Their direct taste holds its own as the water opens it up.

21

nick s 10.10.06 at 12:14 am

The British absolutely get the best of the best from around the world. It’s remarkable to me that you’ll often find rare American wines in Oddbins that don’t find their way into most American cities. I think it’s a consequence of California makers having to deal with 49 other state laws, which makes it relatively non-migraine-inducing to stick a crate in a container ship bound for Blighty.

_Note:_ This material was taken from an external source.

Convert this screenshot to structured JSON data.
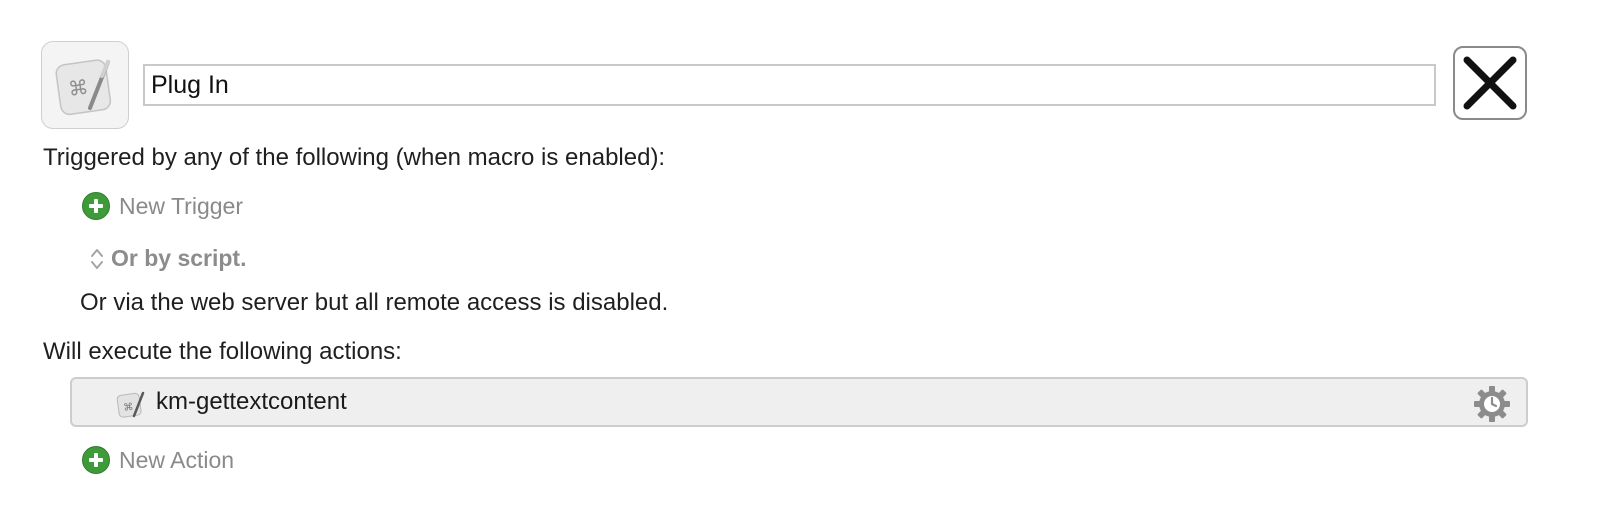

As for lighter-strength wines, you’re going to have trouble getting anything around 12.5% and below without a wodge of sweetness. (More here from SF Chron.) Alsace-styles are going to be your best bet, or perhaps Grenache in the redder hues. And a couple of other suggestions.

22

Harald Korneliussen 10.10.06 at 12:58 am

?

I must be a very bad european, then. Oh, well, it never meant much to me.

23

chris y 10.10.06 at 1:53 am

Most of the advice here seems to be to drink white wine, which isn’t an answer if red is appropriate to the occasion. Where’s that Davies when you need him?

24

Daniel 10.10.06 at 2:04 am

I’ve got an answer, but you’re not going to like it, because it’s “Beaujolais”. Fuck you all. No, fuck you all. That was good stuff in the 1980s when it was in fashion and it’s good stuff now. Oddbins has a couple of decent Chiantis that aren’t too heavy on the alcohol too.

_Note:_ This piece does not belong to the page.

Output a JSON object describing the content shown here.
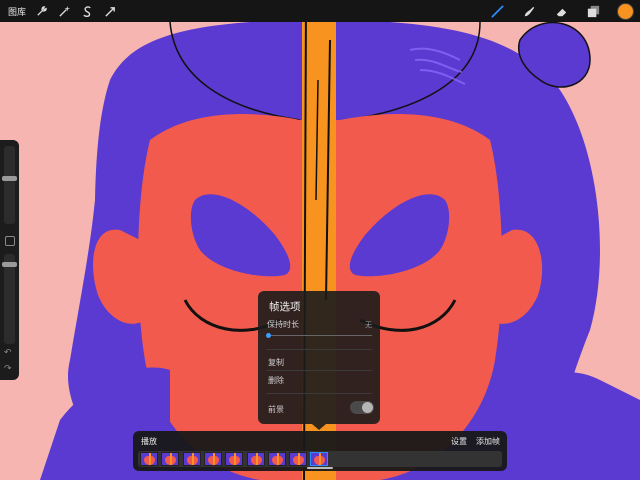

I think the tide might be turning on the beer inflation thing btw; Beck’s have billboards up all over London promoting a new beer at 4%, with the 4% alcohol strength as a specific selling point.

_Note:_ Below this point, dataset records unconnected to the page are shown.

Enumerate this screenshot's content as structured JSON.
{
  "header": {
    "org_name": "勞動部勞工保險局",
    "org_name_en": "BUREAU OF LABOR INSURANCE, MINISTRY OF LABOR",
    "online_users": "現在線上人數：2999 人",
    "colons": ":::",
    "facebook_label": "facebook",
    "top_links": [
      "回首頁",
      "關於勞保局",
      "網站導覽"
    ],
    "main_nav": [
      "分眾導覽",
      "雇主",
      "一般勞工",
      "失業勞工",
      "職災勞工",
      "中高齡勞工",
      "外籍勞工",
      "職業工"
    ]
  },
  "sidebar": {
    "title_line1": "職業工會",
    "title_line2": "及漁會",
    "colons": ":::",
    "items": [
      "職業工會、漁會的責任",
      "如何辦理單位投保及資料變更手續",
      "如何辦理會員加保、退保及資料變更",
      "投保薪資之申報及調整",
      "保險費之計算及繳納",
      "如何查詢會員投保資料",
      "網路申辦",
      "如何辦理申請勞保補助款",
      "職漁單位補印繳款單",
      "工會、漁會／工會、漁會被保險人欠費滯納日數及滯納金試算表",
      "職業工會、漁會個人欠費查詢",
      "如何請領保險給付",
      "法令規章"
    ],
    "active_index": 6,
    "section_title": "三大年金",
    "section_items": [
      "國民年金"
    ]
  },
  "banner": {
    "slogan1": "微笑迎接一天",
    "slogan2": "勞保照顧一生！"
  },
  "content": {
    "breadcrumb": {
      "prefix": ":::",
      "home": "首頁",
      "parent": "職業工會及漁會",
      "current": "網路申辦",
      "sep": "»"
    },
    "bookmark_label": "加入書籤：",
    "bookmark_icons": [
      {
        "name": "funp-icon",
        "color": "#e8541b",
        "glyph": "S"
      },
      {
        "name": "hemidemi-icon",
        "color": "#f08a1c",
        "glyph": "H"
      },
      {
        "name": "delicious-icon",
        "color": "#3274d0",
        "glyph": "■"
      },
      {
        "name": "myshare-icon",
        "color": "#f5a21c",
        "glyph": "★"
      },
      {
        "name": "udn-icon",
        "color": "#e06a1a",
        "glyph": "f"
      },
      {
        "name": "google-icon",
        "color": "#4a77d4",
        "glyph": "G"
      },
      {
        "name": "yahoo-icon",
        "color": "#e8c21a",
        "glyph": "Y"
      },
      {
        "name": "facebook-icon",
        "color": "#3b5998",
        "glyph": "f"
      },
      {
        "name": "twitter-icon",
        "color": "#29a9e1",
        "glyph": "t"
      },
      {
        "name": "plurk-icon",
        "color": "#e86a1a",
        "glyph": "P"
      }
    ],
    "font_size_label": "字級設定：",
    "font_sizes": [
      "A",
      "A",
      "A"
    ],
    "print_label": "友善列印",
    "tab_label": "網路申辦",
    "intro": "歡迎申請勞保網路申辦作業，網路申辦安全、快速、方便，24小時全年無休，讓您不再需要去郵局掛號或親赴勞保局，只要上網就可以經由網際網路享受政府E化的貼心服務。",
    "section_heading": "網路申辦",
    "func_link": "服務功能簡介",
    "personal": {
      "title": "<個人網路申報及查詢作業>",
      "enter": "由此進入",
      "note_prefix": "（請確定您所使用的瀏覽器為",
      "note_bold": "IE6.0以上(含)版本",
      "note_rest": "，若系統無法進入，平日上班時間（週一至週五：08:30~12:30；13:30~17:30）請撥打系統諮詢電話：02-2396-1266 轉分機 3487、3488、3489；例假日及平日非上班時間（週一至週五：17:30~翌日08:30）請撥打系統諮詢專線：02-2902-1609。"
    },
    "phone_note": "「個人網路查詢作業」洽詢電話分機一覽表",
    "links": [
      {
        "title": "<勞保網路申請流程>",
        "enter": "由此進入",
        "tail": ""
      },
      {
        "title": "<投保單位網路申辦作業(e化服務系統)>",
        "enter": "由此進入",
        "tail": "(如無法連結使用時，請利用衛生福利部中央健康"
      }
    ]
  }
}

(this might be a double post, sorry)

25

bad Jim 10.10.06 at 2:50 am

A quick assay of the contents of my cabinet, overstocked and under-consumed because of a recent party, all from Trader Joe’s and fairly inexpensive:

Californian:

13.5 Sangiovese
14.2 Syrah
13.6 Cabernet
13.5 Zinfandel
13.5 Viognier

French:

12.5 Bordeaux (Merlot/Cabernet)

Italian:

13.5 Aglianico
13 Montepulciano
12 Pinot Grigio

Spanish:

13.5 Tempranillo/Syrah

26

dearieme 10.10.06 at 10:43 am

If we’re going to mention Rieslings from Elsewhere, we’re drinking a lovely one from Martinborough, NZ. (Margrain, from Oddbins).

27

agm 10.10.06 at 8:30 pm

vino verdhe. Just sayin.

28

Dirk Zorn 10.11.06 at 3:13 am

Here’s an interesting “article”:http://www.newyorker.com/printables/critics/040906crat_atlarge by Adam Gopnik from the New Yorker taking a view that differs from the SFC piece referred to by Martha (10.). Gopnik thus argues that Parker’s reviews and wine rating system profoundly shaped the taste for higher alcohol levels in wine rather than simply reflecting an underlying change in consumer preferences.

29

abb1 10.11.06 at 8:09 am

We only drink Bordeaux, mostly Haut-Medoc variety and it’s always 12-12.5. Unless we drink absinthe (new Swiss variety) with orange juice, in which case it can be made as strong as you like.

30

Thom Brooks 10.11.06 at 2:57 pm

Diluting the wine may not be the worst idea. Of course, we all know that the ancient Greeks did exactly this. In fact, democracy is called by Socrates (or so we are led to believe by Plato) the “unmixed wine” of freedom—freedom is intoxicating if not “moderated,” by a bit of water…or lawgiver on hand. I confess that I agree!